American Conservative has an interesting article on the rise of a fascist mentality in the United States. The whole thing is worth reading, but here's the passage that jumps out at yours truly:
I don’t think there are yet real fascists in the administration, but there is certainly now a constituency for them — hungry to bomb foreigners and smash those Americans who might object. And when there are constituencies, leaders may not be far behind. They could be propelled into power by a populace ever more frustrated that the imperialist war it has supported — generally for the most banal of patriotic reasons — cannot possibly end in victory. And so scapegoats are sought, and if we can’t bomb Arabs into submission, or the French, domestic critics of Bush will serve.Personally, I do think there are real fascists in the administration, but that's beside the point. What's important here is what the article calls the "hunger for dicatorship." We often prefer to think of a dictatorship as something imposed from above on an unwilling populace, but many dictatorships are joint ventures. The "hunger" for dictatorship is a hunger for mythopoeic meaning and purpose among people who feel diminished, vulnerable, or spiritually empty. These people are in a very suggestible state, as I discussed in an earlier post:
[T]his type of ultra-nationalism, devoted to some mystical idea of national rebirth, engenders precisely the sort of free-floating hysteria that can easily be channeled towards racism, as well as violence against "unpatriotic" or "decadent" scapegoats. That's what worries me about mainstreamed fascism...no matter what its official positions are, its emotional underpinnings make its adherents very malleable and very suggestible. In a sense, they're "sleepers," waiting for a sign from on high to attack the "enemy."Ultimately, they're sleepers in a more literal sense than I intended above. Fascist logic is dream logic; in a fascist country, it's perfectly natural that two and two make five. If some basic truth - no matter how unexceptionable - is an obstacle to the mythopoeic dream of rebirth, then it must be cast aside. Violently.

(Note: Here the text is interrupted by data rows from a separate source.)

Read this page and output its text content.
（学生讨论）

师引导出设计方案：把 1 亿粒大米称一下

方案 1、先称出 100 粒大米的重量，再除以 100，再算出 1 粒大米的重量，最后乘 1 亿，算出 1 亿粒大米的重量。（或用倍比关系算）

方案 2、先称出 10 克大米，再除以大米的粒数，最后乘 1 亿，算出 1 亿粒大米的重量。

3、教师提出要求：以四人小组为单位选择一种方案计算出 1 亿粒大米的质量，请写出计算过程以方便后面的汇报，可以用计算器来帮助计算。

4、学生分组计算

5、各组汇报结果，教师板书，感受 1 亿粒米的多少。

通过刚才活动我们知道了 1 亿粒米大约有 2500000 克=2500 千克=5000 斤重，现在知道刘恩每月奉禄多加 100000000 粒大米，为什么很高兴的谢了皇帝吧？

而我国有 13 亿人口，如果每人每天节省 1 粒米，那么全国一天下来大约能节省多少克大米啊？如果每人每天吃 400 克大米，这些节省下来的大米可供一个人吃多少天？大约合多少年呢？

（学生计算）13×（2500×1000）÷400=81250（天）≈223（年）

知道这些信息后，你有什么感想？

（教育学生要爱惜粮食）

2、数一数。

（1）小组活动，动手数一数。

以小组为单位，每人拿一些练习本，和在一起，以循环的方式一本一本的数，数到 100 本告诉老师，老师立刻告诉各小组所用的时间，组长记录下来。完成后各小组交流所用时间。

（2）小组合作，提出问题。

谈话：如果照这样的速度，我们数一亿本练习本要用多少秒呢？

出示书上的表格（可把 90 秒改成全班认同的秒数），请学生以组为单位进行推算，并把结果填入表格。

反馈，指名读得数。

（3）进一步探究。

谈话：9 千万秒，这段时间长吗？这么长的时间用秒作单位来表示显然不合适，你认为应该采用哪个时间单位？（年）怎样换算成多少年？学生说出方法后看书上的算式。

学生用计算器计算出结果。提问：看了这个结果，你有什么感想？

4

That being the case, I found this part of the AmCon article perfectly inexplicable:
[I]t is necessary to distinguish between a sudden proliferation of fascist tendencies and an imminent danger.On what conceivable grounds? Everything the author describes suggests an imminent danger, and God knows there are dreadful things happening that he chose not to describe.
The threat here goes beyond bombing foreigners and crushing domestic dissent; fascism is inherently self-destructive, as one would expect from a movement driven by insecurity, self-hatred, and fear. As I argued in a post on Der Kulturkampf,
[Fascism's] long-term view may be utterly nihilistic; many fascist thinkers have welcomed the idea of mass extinction as "glorious." Thus, fascism often devolves into a death cult that offers no salvation or resurrection, particularly since the promised rebirth of culture never actually comes.My complaints aside, this article is a step in the right direction for traditional conservatives, who haven't exactly been on the ball these last four years (I'm being charitable, of course). Here's how it ends:
The invasion of Iraq has put the possibility of the end to American democracy on the table and has empowered groups on the Right that would acquiesce to and in some cases welcome the suppression of core American freedoms.
2 comments:
Quick now, which is more scary, H5N1 or Fascist America?
I can't make up my mind - maybe we should hope that avian flu gets here in a hurry.
Thanks, Phila, for posting the article by Scott McConnell - it's worth reading and has a lot of things to think about. He didn't expand on what he meant by the notion of "brownshirting" (I certainly have my own ideas) and I wasn't able to find Roberts' article in American Conservative, but I did find it here.
One of the things McConnell wrote that was interesting was that the foaming at the mouth letters they receive do not come from the evangelicals. After some thought, I guess I could see this. Looking back I can imagine pretty well what sort might be writing letters that foam at the mouth, and they're not evangelicals.
I've been watching this with an increasing anxiety far more pronounced than anything I felt during the Reagan Administration.
having read, just now--thanks for links--, both articles, i might venture that the minimal good news is that conservatives are alarmed. the bad news is the content of the pieces. while i have my suppositions about the "foaming at the mouth" crowd i would have liked some description by the authors. not that i haven't heard or read the vitriol mentioned, just that i don't have much of a picture of who this is. if not the evangelicals or the xtian zionists, who is foaming at the mouth?
whoever. it is scary. all of a part with the dismissal of reason.
wayne---at least i have a chance with the flu. please bring it on before fascism gets me. germs respect not politics. fascists die of the flu along with everyone.